Will maintain margins, but pricing a problem now: Thermax

The company is currently preparing to make Indonesia its base of operations in the South-East Asian market.


Thermax is preparing to make Indonesia its base of operations in the South-East Asian market. It has acquired land and will soon begin work setting up a manufacturing plant there with an investment of USD 25 million. 


In an interview to CNBC-TV18, Thermax Managing Director and CEO MS Unnikrishnan shares the company's expansion plans and his views on the Indian market.


Below is the verbatim transcript of MS Unnikrishnan’s interview with Alexander Mathew on CNBC-TV18.


Q: A word on your expansion plans.


A: We have already made a plan to create our subsidiaries in each of the South-East Asian countries like in Malaysia, Indonesia, Thailand and Philippines, those will be marketing and service companies. The manufacturing hub is going to be in Indonesia for which we already purchased land and that 24 month period by which we should be ready with our manufacturing commercialised and we would be manufacturing our standard products which means standard boilers, standard absorption chillers, water treatment plans standard size, air pollution control equipments and chemicals which would be sold within the south-east Asian market.


Q: As far as the input costs are concerned, what is the outlook for the remainder of the financial year and how is that going to impact your margins? Is it going to help sustain your margins at the rate that they are right now?

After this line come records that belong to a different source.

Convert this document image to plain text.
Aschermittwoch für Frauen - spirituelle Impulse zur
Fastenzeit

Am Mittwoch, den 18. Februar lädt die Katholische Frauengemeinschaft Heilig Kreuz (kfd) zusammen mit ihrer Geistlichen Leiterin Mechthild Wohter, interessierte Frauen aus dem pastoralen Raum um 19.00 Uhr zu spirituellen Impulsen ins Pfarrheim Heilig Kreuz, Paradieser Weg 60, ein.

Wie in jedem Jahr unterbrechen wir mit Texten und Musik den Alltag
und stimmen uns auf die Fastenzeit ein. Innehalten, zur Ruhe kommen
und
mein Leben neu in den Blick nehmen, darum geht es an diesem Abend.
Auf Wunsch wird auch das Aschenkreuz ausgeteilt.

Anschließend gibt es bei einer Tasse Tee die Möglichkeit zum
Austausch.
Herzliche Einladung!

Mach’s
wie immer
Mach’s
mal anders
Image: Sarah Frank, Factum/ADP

A: We have already seen the decline in steel prices, aluminium prices and all the commodities are almost at a very lower level right now. So, there is certainly a guarantee that we should be able to maintain the margins on the orders that we have got. There is no decline in margins is going to be happening.

Will we be able to get new orders at the prices that we are getting in the market earlier? I doubt because the market will be expecting you to be passing on the reduction in commodity prices in the finished product.

Q: But as far as the Indian market is concerned, we are seeing that demand outlook is better, orders are picking up, so in that sense with the a larger amount of demand, you have that leeway to increase realisations and price to a certain extent. Do, you expect that to translate in this financial year itself or do you think it will take longer?

A: There are certain segments in the industry which is doing quite okay in terms of new capacity creation. Those are the food processing, the textiles, maybe light engineering, beverages, alcohol, you have such kind of orders coming in the market but then nothing happening in the cement sector, steel sector, oil and gas sector, fertiliser, power, these are the ones which are capable of moving the needle. So, even if you have enough and more orders coming from the earlier sector which are B2C sectors, they are smaller in ticket size. So, they cannot make a movement in terms of the needle related to the profitability.